La secreta incógnita de los imponderables


La secreta incógnita de los imponderables

A Fer:
La falta de premios no agota la esperanza,
el triunfo consiste en seguir adelante.

Con buena salud he pasado de largo este último invierno y llego a la primavera con el atrevimiento de seguir vivo y con nuevos bríos. A los setenta años se aprecia la salud mucho más que el dinero. Se valora la fortaleza y el ánimo antes que  las posesiones. La edad, además, permite cierta indulgencia y nos da la licencia de manifestar  abiertamente nuestras creencias.
En este trayecto me he acercado a incontables orillas y tomado sorbos de corrientes diversas, tendencias en apariencia distinta, pero en su esencia iguales. Con ese aval y algunas sospechas sobre la alquimia que impulsa el enorme poder de las fuerzas ocultas que rigen mi destino, no dudo en declararme creyente.
Creo en la existencia de Dios y en sus innumerables nombres, creo en una fuerza superior a mi voluntad, que opera en armonía con propósitos secretos establecidos de antemano y es capaz de crear, transformar y destruir por encima de mis deseos.
Creo en el movimiento constante, en los cambios vitales, en  el origen mutable de las cosas y acepto, aunque escapen a mi comprensión, los inexorables acontecimientos que enfrento diariamente. Esos bárbaros sucesos, esos eventos  brutales y desconsiderados, hacen estragos en la convicción de mis certezas y a pesar de ellos, lleno de dudas, mantengo la fe.  
Debo asistir a un compromiso y estos setenta años me han enseñado a cumplir con la palabra empeñada,  a no posponer las obligaciones, a enfrentar los afanes que trae cada día y esa máxima convertida en costumbre me obliga a salir a la calle. El frío de estos primeros días de primavera no me detiene.
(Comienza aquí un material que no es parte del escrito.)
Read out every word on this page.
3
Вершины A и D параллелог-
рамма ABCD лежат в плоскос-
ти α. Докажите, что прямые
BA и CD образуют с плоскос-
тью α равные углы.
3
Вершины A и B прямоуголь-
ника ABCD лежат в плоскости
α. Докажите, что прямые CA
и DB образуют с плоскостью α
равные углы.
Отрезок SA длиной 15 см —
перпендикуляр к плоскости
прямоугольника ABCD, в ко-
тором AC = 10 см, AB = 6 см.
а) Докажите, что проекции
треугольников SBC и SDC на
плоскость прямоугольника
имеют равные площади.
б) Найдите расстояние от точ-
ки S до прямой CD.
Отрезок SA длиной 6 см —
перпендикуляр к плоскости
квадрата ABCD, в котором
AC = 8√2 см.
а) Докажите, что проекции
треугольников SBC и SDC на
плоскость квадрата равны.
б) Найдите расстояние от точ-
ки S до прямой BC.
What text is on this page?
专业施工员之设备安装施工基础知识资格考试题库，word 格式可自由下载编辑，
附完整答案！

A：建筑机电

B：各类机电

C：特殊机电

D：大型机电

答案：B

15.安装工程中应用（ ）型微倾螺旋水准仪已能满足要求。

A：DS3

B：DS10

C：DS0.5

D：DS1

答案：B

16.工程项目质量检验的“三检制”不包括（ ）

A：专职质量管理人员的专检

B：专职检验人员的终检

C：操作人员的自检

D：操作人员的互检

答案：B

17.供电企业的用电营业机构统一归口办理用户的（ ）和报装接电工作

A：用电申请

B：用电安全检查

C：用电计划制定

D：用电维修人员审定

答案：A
A esta edad el tiempo ya vence al cuerpo, los reflejos fallan, disminuyen los sentidos y aun con lentes mi visión es escasa, tengo prohibido manejar y debo usar el transporte público. Camino hacia la parada y veo acercarse con rapidez el autobús, no tengo prisa, pero un impulso ciego superior a mis hábitos me obliga a correr y con un trote rápido intento alcanzar al colectivo, en otro tiempo corría maratones y no me es extraño el ejercicio.
En esa dimensión que desconozco y en la que operan las fuerzas ocultas, se pone en marcha un mecanismo secreto para impedir que tome ese autobús, manos intangibles detienen mi carrera, una zancadilla etérea enreda mis piernas y caigo al pavimento. Casi en el acto estoy de nuevo en pie y tercamente persisto en perseguir el autobús, que se marcha sin esperarme.
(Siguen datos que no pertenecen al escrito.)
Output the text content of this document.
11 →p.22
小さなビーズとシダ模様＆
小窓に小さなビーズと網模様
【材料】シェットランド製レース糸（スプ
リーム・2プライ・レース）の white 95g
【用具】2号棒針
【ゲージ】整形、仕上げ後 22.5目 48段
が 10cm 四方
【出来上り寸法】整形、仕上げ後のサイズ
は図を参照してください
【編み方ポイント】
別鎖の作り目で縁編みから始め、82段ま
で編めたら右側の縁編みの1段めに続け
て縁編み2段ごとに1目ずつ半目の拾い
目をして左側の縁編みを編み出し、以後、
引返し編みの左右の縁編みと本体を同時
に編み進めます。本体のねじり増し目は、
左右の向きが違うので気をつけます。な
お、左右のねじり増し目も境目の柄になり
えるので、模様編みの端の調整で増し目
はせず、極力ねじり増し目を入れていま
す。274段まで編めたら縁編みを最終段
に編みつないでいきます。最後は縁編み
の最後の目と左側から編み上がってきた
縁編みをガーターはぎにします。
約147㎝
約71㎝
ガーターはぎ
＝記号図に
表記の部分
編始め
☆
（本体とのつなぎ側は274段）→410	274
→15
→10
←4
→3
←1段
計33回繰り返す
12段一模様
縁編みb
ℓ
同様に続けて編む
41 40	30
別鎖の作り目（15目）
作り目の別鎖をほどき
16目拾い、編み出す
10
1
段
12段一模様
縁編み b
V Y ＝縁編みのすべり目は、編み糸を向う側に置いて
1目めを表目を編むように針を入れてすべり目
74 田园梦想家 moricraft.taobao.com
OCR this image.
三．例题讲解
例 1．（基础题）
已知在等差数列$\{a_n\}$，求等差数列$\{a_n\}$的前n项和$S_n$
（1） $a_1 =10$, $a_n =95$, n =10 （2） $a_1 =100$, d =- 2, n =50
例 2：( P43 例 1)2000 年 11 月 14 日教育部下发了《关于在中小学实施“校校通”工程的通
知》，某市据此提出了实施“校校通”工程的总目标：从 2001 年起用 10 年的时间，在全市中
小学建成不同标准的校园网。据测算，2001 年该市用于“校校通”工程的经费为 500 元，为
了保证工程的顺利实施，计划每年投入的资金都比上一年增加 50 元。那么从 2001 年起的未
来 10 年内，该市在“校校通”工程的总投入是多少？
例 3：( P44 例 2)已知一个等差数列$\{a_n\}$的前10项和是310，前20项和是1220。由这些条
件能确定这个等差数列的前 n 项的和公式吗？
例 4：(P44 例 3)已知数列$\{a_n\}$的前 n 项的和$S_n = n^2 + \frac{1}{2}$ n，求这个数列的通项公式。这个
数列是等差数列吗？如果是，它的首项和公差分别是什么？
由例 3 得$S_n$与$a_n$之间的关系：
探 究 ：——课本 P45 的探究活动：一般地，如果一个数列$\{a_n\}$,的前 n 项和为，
Enfurecido con mi ridícula pretensión, orgullosamente derecho, la cabeza levantada, compruebo que no tengo fracturas, pero las manos me arden, ellas soportaron la caída y los puntos de sangre sobre la piel raspada son la huella que me deja la experiencia.
Contengo la furia de mi incompetencia, reviso cada elemento anterior a mi caída y no encuentro explicación posible. En menos de un minuto llega otro autobús que tomo sin contratiempos, es un misterio incomprensible este  accidente. El día apenas comienza y tengo la sensación de que se soltó una jauría de inconvenientes que me persigue.
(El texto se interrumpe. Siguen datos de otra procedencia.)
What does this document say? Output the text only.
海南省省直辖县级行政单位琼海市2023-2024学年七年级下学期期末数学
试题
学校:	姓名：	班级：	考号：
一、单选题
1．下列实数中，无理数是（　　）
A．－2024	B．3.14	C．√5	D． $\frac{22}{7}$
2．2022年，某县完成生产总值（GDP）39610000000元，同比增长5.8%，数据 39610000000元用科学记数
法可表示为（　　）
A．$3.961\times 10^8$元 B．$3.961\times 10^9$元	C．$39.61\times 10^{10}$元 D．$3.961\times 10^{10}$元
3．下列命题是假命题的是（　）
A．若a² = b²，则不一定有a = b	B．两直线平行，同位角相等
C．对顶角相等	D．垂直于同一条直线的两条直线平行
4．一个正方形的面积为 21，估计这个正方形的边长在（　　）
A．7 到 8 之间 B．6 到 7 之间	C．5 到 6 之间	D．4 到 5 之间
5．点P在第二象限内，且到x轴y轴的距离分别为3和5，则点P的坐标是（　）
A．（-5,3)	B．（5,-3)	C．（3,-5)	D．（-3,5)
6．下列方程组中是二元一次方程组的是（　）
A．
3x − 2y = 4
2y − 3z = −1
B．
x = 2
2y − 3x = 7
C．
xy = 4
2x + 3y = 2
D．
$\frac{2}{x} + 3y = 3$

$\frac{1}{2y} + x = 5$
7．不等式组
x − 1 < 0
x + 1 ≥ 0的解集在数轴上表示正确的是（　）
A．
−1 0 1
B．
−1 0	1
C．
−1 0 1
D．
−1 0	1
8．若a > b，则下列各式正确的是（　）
En el semáforo un camión se pasa la luz, el bus que no alcancé a tomar intenta esquivarlo y en la maniobra el conductor pierde el control y se voltea, el impacto es terrible. Se desata el caos y la muerte se hace cargo del momento. Confieso que nunca he sabido leer las señales de las fuerzas que rigen mi destino, los imponderables son una incógnita secreta que no logro resolver, pero admito con humildad, que hoy la verdad se ha develado y rendido ante la evidencia, me entrego a los designios de la energía que maneja mi destino.